Os defensores de Sócrates e a hipocrisia moral ou Kant de pernas para o ar

Não existe qualquer prazer em ver um ser humano em prisão preventiva. É verdade que em Portugal as regras conducentes à prisão preventiva são demasiado elásticas e utilizadas com demasiada displicência pelos juízes de instrução. 
Por estes motivos, não haveria muito a dizer sobre a prisão de José Sócrates que já não tivesse sido dito sobre outras prisões. A justiça da prisão preventiva de Sócrates tem que ser confrontada com o direito habitualmente aplicado e não com cânticos de passarinhos agastados com a queda da plumagem do seu líder.
Recentemente no julgamento da Universidade Independente, um distinto Professor que muito prezo, antes da audiência, dirigiu-se-me afirmando, agastado, que não gostava nada do que eu havia referido acerca de José Sócrates e a Universidade Independente numa televisão. E vai daí quando presta depoimento em sala, presta- o de forma enviesada, e em parte, de forma pouco consentânea com a verdade. 

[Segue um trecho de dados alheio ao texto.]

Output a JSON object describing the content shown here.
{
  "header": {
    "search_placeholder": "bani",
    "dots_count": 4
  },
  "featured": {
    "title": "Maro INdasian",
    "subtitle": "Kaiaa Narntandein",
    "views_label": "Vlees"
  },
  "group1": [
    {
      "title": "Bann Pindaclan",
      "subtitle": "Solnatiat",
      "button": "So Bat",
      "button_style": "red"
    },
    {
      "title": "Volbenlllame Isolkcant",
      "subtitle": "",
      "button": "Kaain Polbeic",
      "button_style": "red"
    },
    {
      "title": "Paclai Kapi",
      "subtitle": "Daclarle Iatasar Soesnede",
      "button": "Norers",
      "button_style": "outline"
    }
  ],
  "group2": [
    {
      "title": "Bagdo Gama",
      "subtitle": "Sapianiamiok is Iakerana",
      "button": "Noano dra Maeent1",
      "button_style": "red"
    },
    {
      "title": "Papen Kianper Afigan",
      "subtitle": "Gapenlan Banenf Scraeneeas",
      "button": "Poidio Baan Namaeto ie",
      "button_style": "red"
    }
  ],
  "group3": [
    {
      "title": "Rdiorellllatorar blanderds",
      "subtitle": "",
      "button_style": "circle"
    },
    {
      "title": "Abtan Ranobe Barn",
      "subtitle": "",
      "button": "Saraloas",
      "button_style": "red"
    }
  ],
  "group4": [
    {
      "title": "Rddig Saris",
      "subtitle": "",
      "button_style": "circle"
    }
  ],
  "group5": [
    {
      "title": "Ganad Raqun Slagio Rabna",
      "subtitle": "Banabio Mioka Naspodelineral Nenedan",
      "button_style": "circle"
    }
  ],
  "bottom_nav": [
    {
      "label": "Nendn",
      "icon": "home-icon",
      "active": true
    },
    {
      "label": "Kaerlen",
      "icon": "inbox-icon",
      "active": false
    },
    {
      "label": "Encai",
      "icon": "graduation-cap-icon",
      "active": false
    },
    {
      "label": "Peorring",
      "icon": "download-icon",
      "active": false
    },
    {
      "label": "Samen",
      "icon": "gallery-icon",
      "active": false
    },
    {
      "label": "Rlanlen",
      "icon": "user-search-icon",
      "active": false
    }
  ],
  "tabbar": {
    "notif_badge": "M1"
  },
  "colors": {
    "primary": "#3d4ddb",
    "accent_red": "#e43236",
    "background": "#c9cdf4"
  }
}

Este Professor de Direito demonstrou o que se está a passar com os apoiantes de Sócrates: a hipocrisia moral. Todos são culpados antes de julgados, a todos as regras desta justiça que se tem deteriorado (em boa parte durante os longos consulados socialistas) se devem aplicar…excepto a José Sócrates. 
Aliás, dentro desta linha de argumentação está uma magistrada que escreveu no Expresso um artigo contra a condenação jornalística de Sócrates. Quantas vezes esta magistrada já tinha escrito contra condenações jornalísticas de outras pessoas? Mas, mais grave: como é admissível que uma magistrada escreva sob o manto do anonimato, quando pode vir a ter uma intervenção no processo de Sócrates (ou já teve, porventura nalgum dos processos que o afectaram)? Aqui temos um exemplo singelo que opacidade e dependência da justiça.
Justiça, que no caso de Sócrates andou durante anos a fio muito mal, enveredando-se na teia de cumplicidades políticas e oligárquicas que rodearam este governante. Basta referir o almoço de Pinto Monteiro com Sócrates nas Vésperas, ou a presença deste Conselheiro, bem como do antigo Presidente do Supremo Tribunal de Justiça no lançamento dum suposto livro académico. Note- se que Sócrates (mesmo não falando no caso Freeport, em que pairou, mas nunca teve um papel formal) já tinha sido investigado no caso da licenciatura e teria um processo administrativo de anulação da licenciatura a correr, portanto, não poderia ser visto como afastado de toda e qualquer suspeita. Assim, as atitudes destes antigos próceres judiciais nas cerimónias adulativas socráticas tiveram um peso político claro e de comprometimento da alta magistratura.
Quando Sócrates encerrou sem piedade uma universidade e os seus dirigentes foram vilipendiados, quando Sócrates despediu brutalmente uma apresentadora da televisão que foi insultada em geral, quando Sócrates maltratou um assessor do Presidente da República de forma pouco digna, quem se levantou em defesa destas pessoas e de outras? Onde estavam os defensores da liberdade, da democracia, da presunção da inocência?
Esta é a questão moral que a prisão de José Sócrates levanta. A questão da hipocrisia e da duplicidade de critérios. Sócrates estudou Kant. Sabe então identificar o imperativo categórico kantiano:” Age como se a máxima da tua acção devesse tornar-se, através da tua vontade, uma lei universal”. Aquilo que foi a lei universal no tempo de Sócrates é a lei universal que lhe deve ser aplicada. Ou não?